Here’s the crux.  The goal of the HR department and the company will be to keep the name of the company from being dragged through the mud, which is typically why they offer money to the woman to go away and keep silent.  In these situations, the perpetrator may be convinced to confess and apologize and acknowledge wrong-doing.   But under the new regime– no “non-disclosure” agreement– the man and the company that employs him have very little incentive to offer a settlement to the woman.  She can go public anyway.

She cannot be asked to sign an agreement that, in exchange for the money, she will not go public.  The perpetrator has no incentive to apologize.  The HR Department has no incentive to pay.  They may take their chances in court instead.

It is possible that some companies will acknowledge fault and offer the woman money anyway, trusting that disclosure of the fact that they offered her compensation will be enough to salvage the company’s reputation.   The alleged abuser may also acknowledge fault and offer to “make it right”.

Or given that there is no possibility of confidentiality, will the alleged abuser choose instead to deny, deny, deny, like Donald Trump and Roy Moore?  And accuse the woman of lying?  And, probably, put a lot of effort into attempting to discredit the accusations?  In a situation in which, otherwise, the woman might have been offered an apology and a lot of money in exchange for her silence?

Would most women prefer this option?  Might they find the prospect of a determined fight distasteful and prefer to just keep quiet about it.  Might they not begin to conclude that it’s not worth the hassle?

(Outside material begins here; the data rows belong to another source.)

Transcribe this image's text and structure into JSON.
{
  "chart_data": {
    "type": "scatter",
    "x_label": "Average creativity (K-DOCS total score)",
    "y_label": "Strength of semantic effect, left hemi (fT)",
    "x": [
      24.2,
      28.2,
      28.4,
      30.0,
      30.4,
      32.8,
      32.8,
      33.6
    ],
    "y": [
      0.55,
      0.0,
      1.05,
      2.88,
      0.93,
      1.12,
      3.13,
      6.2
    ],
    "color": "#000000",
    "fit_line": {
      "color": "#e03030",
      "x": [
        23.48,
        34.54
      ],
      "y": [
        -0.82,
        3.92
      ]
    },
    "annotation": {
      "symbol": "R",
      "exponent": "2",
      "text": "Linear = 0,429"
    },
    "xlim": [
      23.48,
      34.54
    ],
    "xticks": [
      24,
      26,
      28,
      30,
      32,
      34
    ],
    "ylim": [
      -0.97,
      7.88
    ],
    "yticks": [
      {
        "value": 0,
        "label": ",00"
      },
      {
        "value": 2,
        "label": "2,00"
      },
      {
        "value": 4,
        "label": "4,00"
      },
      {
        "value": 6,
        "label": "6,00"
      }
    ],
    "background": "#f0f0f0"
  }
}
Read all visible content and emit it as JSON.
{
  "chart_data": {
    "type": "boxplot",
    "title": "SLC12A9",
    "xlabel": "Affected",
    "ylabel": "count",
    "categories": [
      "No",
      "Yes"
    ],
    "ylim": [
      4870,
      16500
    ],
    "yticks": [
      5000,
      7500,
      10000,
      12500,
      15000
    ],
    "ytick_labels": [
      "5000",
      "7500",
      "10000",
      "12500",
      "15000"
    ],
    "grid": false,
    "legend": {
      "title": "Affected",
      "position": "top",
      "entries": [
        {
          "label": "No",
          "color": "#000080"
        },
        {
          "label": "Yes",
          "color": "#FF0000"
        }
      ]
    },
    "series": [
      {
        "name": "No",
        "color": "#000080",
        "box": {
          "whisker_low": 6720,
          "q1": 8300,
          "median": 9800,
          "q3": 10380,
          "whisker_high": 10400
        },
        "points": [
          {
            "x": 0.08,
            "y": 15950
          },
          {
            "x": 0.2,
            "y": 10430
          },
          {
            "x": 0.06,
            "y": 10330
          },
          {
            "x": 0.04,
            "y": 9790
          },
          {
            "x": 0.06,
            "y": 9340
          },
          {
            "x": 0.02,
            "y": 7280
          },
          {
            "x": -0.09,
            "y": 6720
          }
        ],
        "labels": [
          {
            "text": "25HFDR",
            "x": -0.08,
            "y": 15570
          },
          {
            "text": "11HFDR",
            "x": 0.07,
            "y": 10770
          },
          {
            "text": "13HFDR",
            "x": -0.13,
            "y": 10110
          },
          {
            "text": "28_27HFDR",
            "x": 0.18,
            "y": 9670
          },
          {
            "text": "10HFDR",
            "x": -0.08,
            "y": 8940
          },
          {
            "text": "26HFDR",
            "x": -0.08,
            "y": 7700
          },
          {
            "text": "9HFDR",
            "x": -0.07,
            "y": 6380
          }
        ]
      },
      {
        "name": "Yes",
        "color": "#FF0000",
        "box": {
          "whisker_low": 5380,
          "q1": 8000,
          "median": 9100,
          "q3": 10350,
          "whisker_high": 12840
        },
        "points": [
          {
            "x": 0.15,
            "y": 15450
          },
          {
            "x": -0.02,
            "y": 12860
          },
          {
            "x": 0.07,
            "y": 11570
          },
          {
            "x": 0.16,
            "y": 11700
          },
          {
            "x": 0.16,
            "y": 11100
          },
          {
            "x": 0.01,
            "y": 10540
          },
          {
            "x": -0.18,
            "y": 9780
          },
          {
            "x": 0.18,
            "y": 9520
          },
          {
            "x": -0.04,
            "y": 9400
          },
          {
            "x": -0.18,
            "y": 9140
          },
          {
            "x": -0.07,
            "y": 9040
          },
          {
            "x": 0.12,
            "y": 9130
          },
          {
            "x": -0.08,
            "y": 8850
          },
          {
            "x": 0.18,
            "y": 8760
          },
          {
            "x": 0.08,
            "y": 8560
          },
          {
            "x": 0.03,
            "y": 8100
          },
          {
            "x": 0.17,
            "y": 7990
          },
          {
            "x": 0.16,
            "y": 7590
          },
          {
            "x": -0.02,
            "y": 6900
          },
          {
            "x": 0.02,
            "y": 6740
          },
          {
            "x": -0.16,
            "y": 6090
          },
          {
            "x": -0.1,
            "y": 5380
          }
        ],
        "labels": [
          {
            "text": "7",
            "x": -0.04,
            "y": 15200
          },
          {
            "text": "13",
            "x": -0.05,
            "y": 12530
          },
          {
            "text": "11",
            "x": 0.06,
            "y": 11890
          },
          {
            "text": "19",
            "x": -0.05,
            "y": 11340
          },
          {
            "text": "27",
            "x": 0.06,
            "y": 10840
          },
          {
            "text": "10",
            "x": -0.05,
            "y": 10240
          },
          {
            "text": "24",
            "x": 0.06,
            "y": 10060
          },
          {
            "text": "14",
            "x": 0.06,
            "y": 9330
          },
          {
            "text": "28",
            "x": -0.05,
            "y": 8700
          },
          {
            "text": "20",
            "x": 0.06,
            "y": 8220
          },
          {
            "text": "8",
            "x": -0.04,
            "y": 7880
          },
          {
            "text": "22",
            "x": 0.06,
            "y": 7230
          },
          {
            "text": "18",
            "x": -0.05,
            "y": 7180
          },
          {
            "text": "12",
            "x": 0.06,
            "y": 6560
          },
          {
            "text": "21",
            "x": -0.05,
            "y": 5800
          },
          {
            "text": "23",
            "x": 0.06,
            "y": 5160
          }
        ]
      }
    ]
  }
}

The women activists pushing this option might well be convinced that things have changed so much that accusations will always be believed and companies always penalized and the money forthcoming always, easily, and generously.

They can sue instead.  But you can’t sue without the accused having the right to defend himself.  That means he (his lawyers, that is) can cross-examine.  That means you might have to testify.   Many feminist lawyers despise cross-examination in these cases because they seem to believe that the woman should be automatically be assumed to be telling the truth, they way they were all telling the truth about Jian Ghomeshi.  Until cross-examination.  Until the e-mail messages were revealed.   Until it was shown that they lied.